Parents and caregivers are often in a rush and believe that it will be okay to leave their child in the car “just for a minute.” Sadly, tragedy can strike more quickly than any of us can predict.
Tips for Preventing Child Vehicular Heatstroke
These tragedies have happened to the best of us. The following tips outline simple ways to keep your child safe from accidentally suffering this terrible fate.
- Never leave your child in the car unattended for even a minute in a vehicle. In most states, this is illegal.
- Lock your car and keep the keys away from children. Even when your children are inside the house.

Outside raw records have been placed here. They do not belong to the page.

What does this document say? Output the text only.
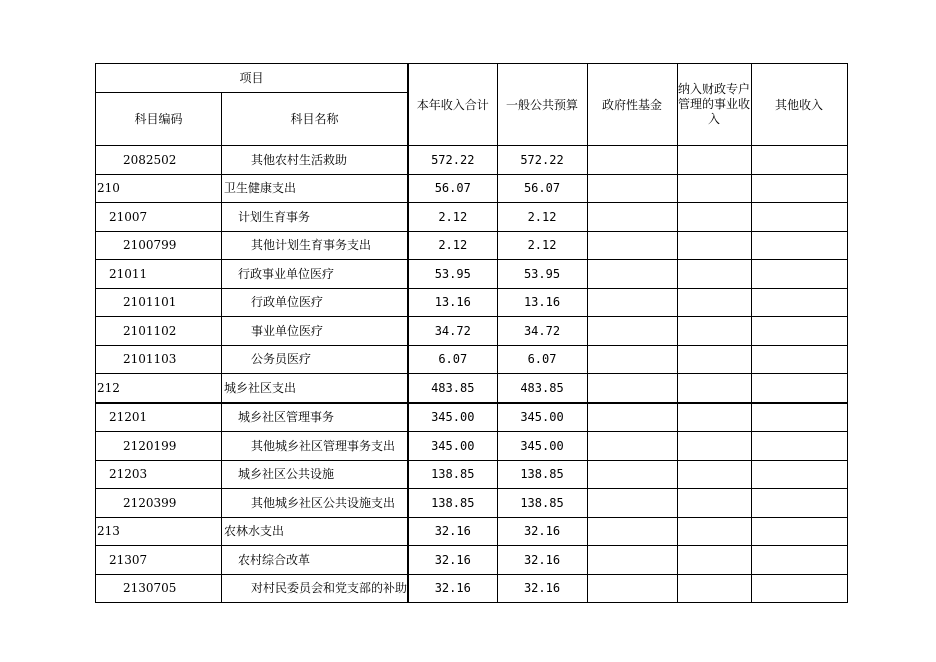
项目		本年收入合计	一般公共预算	政府性基金	纳入财政专户管理的事业收入	其他收入
科目编码	科目名称					
2082502	其他农村生活救助	572.22	572.22			
210	卫生健康支出	56.07	56.07			
21007	计划生育事务	2.12	2.12			
2100799	其他计划生育事务支出	2.12	2.12			
21011	行政事业单位医疗	53.95	53.95			
2101101	行政单位医疗	13.16	13.16			
2101102	事业单位医疗	34.72	34.72			
2101103	公务员医疗	6.07	6.07			
212	城乡社区支出	483.85	483.85			
21201	城乡社区管理事务	345.00	345.00			
2120199	其他城乡社区管理事务支出	345.00	345.00			
21203	城乡社区公共设施	138.85	138.85			
2120399	其他城乡社区公共设施支出	138.85	138.85			
213	农林水支出	32.16	32.16			
21307	农村综合改革	32.16	32.16			
2130705	对村民委员会和党支部的补助	32.16	32.16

- Never use the temperature outside to gauge whether or not you can leave your child in the car (with the window cracked open or not). Even if it’s in the 60s outside, your car can still reach up to 110 degrees Fahrenheit.
- Keep a reminder in the front seat that your child is in the car, such as a baby bag, stuffed animal, or bottle. Anything that reminds you of your child will help.
- Check the car before you lock up to ensure that everyone is out.
Emergency Planning Saves Lives
Staying vigilant is the smartest way to keep your child safe from heatstroke. Just like active supervision in the pool, parents always need to stay alert. The simple act of having an emergency plan in place can help you to avoid a disaster. For instance, if your child appears to be suffering from vehicular heatstroke, you will want to get them out of the hot car immediately. After all, it only takes 10 minutes for the temperature in an enclosed car to heat up 20 degrees, and the police or ambulance will not arrive right away.
Heatstroke is a dangerous foe, so beware a false sense of security. Fortunately, with care and preparation, we can limit its reach.